How would I re-order text so that this:
would be look like this:
السفر عبر الزمن إلى 31/12/1999
I know there’s (U+200E) right-to-left mark character in the string.
Here’s what I’ve tried
function m.Text(txt)
local ret = '';
local rtl = false;
for _, c in utf8.codes(txt) do
if c == 8207 then
rtl = not rtl;
else
if rtl then
ret = utf8.char(c) .. ret;
else
ret = ret .. utf8.char(c);
end;
end;
end;
return ret;
end;
Would using string.reverse work? Never used it, so I’m not sure.
string.reverse("السفر عبر الزمن إلى 31/12/1999") --Try this
Edit: Oops, I put the backwards version that you want in here. I cannot copy and paste an image into text, so just replace the normal version with the string I put in the code.
I’m not so sure about the Arabic text but at the very least the “13 21/9991/” part is in reverse, so string.reverse would switch the order for it: only problem is that it doesn’t support utf8 so the Arabic text would end up getting obscured into unrecognised symbols.
Out of curiosity, how are you ending up with a situation like this where input text is backwards? Is this arbitrary or do you have some kind of system that intentionally generates it backwards and you need to flip it around for? It seems like you could just fix this by typing it out properly.
Alright. Circumstances aside, I think I have figured something out. Since the raw text was in a screenshot therefore I couldn’t copy, I tried the reversing the proper text. If it works one way, it will the other.
After working with (and learning about, since I have never touched the utf8 library!) some sample code, I think I’ve figured things out. The key here is that you ideally want to be doing your operations in reverse, whether that’s iterating or stacking characters up.
Essentially what I ended up doing was going through all the codepoints in the text (all characters are identified as utf8, I thought it’d just be the Arabic text initially!) and I did backwards concatenation. That is, for every code point, I set a variable to that and then concatenate the rest of the string on.
local raw = "السفر عبر الزمن إلى 31/12/1999"
local reversed = ""
for _, codepoint in utf8.codes(raw) do
reversed = utf8.char(codepoint) .. reversed
end
print(raw) -- السفر عبر الزمن إلى 31/12/1999
print(reversed) -- 9991/21/13 ىلإ نمزلا ربع رفسلا
This looks to be what you are attempting to achieve, so give that one a shot. The thing here though is that the text you have in the box and what the text should be are not equal to each other. It’s not a reversed operation, so the output you get will be different.
I gave a shot at this, but the reversed it returns this in the UI:
Numbers go like 9 then 01 then 11 thern 21 then 31… 91 then 02 when reading right to left but goes like 9 then 10 then 11 then 12 then 13… 19 then 20, when reading left to right thus The RTL mark is inserted (or at least according to CLDR, that’s how date should output in Arabic). Now the word is in the correct word order but not the characters.

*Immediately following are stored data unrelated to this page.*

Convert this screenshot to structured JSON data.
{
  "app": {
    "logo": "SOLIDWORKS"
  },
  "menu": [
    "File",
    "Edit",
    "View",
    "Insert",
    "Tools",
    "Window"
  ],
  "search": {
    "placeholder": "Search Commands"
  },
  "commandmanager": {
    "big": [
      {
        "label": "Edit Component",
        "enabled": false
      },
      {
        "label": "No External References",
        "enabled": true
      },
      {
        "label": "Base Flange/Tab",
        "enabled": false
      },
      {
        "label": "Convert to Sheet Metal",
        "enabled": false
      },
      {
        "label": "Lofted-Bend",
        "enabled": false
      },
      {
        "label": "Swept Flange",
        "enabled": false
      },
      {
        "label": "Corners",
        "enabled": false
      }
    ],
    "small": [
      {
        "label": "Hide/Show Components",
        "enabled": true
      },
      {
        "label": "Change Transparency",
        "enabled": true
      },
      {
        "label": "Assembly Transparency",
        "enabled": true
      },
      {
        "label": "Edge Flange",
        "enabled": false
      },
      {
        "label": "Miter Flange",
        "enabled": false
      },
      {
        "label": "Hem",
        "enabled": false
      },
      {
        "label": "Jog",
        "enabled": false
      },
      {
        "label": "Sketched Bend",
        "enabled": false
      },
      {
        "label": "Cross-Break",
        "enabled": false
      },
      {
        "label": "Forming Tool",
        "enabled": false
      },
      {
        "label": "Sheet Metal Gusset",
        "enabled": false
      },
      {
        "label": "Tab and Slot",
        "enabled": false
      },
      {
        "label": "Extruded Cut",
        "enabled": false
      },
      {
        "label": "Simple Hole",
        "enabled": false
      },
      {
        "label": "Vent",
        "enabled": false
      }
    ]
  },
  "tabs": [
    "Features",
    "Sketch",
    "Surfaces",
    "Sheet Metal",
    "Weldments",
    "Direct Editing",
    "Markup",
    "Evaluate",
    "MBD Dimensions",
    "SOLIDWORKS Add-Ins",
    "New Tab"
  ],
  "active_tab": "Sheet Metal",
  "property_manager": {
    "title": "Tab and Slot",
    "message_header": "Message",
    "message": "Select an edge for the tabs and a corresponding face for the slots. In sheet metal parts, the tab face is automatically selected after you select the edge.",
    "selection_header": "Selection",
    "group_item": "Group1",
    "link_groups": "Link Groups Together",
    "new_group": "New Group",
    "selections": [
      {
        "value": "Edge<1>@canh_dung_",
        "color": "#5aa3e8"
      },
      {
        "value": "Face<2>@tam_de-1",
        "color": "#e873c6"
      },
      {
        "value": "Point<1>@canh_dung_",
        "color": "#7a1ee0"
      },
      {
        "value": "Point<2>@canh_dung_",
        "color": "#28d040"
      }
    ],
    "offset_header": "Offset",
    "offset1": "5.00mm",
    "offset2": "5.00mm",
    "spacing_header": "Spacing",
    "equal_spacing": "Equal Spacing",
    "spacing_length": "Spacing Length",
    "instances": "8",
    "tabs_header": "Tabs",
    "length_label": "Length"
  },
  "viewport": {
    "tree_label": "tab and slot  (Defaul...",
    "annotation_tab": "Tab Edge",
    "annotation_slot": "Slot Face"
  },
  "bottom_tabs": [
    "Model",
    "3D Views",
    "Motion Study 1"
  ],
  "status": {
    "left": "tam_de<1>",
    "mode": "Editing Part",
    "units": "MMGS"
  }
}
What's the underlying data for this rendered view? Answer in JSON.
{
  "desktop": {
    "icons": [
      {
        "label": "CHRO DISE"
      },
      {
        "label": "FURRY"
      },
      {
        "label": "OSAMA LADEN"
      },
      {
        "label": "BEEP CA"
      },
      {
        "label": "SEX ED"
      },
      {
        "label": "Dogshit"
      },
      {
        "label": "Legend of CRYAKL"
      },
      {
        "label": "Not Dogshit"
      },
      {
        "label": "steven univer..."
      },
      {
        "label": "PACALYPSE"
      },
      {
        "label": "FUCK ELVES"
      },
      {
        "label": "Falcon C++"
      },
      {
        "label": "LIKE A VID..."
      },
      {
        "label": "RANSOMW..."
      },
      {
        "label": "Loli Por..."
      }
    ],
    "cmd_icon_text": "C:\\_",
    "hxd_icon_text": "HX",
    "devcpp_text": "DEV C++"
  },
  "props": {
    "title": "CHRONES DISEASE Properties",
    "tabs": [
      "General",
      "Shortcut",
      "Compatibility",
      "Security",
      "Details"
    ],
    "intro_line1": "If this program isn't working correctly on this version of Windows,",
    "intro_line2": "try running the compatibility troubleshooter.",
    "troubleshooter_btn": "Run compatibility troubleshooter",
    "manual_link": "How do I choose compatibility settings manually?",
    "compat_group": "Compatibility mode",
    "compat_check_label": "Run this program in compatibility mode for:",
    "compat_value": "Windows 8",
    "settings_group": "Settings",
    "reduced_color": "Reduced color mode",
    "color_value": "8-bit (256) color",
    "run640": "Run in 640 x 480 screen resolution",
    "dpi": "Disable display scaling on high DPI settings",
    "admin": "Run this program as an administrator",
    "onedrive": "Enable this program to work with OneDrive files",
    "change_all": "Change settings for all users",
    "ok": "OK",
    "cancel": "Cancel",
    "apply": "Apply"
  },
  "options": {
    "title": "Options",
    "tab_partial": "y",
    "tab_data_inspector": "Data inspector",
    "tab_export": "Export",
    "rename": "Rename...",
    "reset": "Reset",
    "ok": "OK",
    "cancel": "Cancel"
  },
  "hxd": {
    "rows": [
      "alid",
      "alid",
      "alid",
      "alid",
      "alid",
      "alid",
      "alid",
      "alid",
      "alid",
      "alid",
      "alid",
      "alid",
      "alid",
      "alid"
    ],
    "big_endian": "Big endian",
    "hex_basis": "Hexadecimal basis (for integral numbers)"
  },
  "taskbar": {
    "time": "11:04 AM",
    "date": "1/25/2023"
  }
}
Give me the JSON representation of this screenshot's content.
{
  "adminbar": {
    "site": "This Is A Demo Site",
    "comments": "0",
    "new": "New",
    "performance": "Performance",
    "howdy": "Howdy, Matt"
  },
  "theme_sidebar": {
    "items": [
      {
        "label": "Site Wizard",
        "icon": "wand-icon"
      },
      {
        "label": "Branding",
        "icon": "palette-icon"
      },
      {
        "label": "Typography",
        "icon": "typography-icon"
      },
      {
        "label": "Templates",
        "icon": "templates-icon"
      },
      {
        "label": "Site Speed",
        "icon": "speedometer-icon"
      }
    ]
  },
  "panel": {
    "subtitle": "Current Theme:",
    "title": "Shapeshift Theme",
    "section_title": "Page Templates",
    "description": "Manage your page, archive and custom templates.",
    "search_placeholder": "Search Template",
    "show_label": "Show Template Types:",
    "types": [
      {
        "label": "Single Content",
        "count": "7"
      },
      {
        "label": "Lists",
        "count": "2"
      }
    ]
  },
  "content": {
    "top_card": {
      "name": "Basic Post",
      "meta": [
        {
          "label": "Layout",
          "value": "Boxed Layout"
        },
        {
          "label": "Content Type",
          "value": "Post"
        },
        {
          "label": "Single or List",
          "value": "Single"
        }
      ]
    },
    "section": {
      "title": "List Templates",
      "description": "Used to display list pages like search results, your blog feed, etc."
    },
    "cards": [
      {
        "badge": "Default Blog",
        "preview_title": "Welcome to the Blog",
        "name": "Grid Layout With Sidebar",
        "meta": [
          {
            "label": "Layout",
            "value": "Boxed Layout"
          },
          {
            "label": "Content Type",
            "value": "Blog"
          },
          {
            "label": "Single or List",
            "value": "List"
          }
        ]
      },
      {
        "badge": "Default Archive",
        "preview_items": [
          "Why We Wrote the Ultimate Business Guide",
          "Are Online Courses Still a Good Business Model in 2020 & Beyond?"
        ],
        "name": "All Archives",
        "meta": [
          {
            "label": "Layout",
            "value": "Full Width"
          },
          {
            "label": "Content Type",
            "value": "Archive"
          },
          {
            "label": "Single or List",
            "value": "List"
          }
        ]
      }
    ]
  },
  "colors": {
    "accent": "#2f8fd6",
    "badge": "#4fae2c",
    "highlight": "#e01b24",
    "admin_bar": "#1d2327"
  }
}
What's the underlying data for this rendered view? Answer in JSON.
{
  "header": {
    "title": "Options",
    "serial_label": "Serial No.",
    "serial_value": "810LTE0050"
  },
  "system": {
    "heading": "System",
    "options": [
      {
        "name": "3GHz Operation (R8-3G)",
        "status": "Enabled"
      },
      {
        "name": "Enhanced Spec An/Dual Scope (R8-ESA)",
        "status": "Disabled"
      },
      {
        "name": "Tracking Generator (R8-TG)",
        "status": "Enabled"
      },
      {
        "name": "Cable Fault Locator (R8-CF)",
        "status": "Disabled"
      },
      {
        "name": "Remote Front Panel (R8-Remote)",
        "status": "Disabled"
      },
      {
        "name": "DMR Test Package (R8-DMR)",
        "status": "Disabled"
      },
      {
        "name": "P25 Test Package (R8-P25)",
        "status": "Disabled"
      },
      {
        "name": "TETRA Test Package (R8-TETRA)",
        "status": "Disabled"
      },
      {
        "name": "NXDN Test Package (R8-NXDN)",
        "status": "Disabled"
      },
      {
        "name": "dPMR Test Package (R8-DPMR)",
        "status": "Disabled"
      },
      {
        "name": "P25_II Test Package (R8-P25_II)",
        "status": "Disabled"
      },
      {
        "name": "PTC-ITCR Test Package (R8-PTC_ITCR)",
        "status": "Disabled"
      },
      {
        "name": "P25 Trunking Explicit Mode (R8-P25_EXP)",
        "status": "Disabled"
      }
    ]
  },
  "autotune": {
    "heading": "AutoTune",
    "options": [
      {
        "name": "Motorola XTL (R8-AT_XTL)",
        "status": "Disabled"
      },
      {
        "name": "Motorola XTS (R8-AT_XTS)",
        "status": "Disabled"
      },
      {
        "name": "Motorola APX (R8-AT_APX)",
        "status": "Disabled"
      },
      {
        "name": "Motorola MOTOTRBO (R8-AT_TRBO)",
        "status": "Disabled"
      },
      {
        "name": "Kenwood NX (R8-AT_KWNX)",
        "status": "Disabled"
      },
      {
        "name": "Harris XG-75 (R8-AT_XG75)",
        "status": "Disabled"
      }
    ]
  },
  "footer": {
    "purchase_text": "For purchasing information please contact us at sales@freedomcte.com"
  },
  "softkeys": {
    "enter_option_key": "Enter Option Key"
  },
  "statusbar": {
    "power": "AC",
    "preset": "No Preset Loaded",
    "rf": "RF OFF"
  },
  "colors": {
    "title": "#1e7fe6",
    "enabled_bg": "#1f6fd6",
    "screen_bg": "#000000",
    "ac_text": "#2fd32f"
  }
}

I am attemping to achieve that so text will be readable by both directions.
Perhaps splitting text by LTR characters, but how would I know which is LTR or RTL?
The problem gets even worse as I want CJK lanauges dialogues for my Roblox game to look like this in some cases:
You need to flip that operation around in your Gui. As you did not provide the text you were trying to reverse as copyable text and only what it should have looked like, I did the operation in order by reversing the proper text as a test.
I was expecting that you would salvage the code, not copy it, and apply it to your code. That is, when faced with that unarranged text, that becomes “raw” and the reversed text is what it the text should come out to be. So as a result, your text is still coming out in the reversed order, not the proper one.
Is your text in proper letter ordering but not the proper word order? Is that 9991 intended or were you writing out a date that should be 1999? This is where I’m getting confused which is why I thought you were trying to do a reversal of text more than anything.
In ar_001 locale, the text originally (the raw text, not revsered) are in the correct letter order (e.g. AB) but not the word order (e.g. CD AB instead of AB CD)
I’m trying to fix this UI issue:
until Roblox fixes this, reversing text seems to be the only solution for this.
In a nutshell:
I want to keep the text-direction to LTR if it’s a LTR character (including numbers)
Thank you for the clarification! It might’ve been me who got you confused because of my own confusion, so I apologise for that. In that case, though: I’ve got nothing.
The next suggestion I intended to offer was to split the text up into chunks with whitespace ignored and just getting all parts of the text so you can control ordering via iteration, but considering this seems to be arbitrary, that suggestion may not work out.
I’m not fully sure how you would accomplish cases 1 and 3, let alone case 2.